Senior Nicole Adamsom

Through all the various traditions, Rima and Marion Chaeff have been through it all — the two adult sisters have been directing “The Nutcracker” since they started performing it at the Pacific Ballet Academy. Marion Chaeff’s experience directing the show for 28 years has allowed her to work out all the details that go into putting a big production on like this.

“There are many areas to cover, including hundreds of costumes, sets, backdrops, music and someone to call the show, giving cues for all actions on stage, including lights and music,” Marion Chaeff said.

Along with dancers and props, costumes are one of the most important parts of the show, as they help transform the dancers into their characters.

“Clara has two costumes: a party dress and a night gown,” McDowell said. “There are a few party dresses that Claras can choose from, in a

variety of different colors and sizes. All of them are lovely, but I’ve liked the pink one the best for quite a while, and I am really glad I can wear it.”

New renditions of the dances also allow the dancers to make their characters more personal and stylistic.

“Part of this year’s choreography is new, and this year’s Clara has a different character arc than she does in most Nutcrackers,” McDowell said. “Clara even has a sword for part of the battle scene. This is one of my favorite scenes because I really enjoy making up thought processes of all the different characters, including Clara, and the new story gives me more room to interpret the characters.”
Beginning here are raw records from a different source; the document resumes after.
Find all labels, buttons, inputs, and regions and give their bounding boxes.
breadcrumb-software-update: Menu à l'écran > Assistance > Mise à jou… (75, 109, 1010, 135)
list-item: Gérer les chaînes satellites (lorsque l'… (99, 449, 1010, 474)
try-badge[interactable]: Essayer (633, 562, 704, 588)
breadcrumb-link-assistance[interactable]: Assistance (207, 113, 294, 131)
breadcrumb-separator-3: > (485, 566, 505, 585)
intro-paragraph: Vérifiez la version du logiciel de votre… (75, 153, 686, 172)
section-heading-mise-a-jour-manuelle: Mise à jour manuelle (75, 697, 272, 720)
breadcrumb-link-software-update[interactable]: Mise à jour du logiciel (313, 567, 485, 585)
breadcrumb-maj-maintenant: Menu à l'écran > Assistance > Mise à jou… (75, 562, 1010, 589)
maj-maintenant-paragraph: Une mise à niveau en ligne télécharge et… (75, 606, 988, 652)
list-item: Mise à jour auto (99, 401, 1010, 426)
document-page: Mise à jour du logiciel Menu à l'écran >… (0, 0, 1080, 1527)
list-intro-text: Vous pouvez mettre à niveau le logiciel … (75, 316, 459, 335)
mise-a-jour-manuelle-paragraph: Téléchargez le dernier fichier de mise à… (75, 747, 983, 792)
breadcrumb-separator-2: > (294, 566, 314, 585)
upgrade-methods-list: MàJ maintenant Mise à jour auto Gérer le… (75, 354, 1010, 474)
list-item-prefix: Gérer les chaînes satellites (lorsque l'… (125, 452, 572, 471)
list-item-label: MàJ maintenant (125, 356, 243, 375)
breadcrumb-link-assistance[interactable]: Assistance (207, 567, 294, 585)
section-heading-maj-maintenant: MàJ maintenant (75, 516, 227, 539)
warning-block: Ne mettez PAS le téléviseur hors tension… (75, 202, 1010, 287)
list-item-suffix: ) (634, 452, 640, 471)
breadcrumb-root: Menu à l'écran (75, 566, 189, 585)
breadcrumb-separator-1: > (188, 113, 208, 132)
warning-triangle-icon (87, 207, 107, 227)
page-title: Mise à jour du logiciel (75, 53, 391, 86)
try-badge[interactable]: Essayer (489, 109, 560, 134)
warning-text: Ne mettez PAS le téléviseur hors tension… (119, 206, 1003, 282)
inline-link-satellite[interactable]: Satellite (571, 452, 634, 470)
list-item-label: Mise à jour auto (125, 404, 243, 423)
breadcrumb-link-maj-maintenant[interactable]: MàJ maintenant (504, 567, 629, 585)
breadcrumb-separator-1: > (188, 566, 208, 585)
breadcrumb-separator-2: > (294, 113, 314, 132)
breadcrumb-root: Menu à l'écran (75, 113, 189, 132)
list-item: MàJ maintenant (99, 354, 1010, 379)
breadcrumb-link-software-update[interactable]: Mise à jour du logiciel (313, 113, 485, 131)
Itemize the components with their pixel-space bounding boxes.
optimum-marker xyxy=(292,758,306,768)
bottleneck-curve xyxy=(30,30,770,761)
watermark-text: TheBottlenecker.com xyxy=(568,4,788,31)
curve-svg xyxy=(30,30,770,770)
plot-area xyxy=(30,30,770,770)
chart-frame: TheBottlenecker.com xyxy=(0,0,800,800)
After weeks of auditioning, setting up the stages and dress rehearsals, the dancers, choreographers and directors are able to put all their work into action. There is a new cast every performance of the season, making every moment count for the dancers when they are on stage.

“It’s nice because we do six shows and they give you multiple parts, so you can perform multiple parts each year,” Adamson said. “I just try to enjoy it because there are six sugar plum fairies, one for each show, so I only get to do it once. I try to make the most of it.”

While some may experience nerves before a big performance like this, both Adamson and McDowell have expressed their love for performing.

“I spend most of the time before a performance trying not to worry about things, so I really rely on having practiced enough that by the time performance comes, everything, including character, is habit,” McDowell said.

After each performance, Marion Chaeff always expresses her love for her job and the students’ hard work throughout the process.

“It is wonderful to see the production come together and to see the joy of the dancers as they learn their parts. It is so very wonderful to see the production looking good and a relief to have reached this goal.”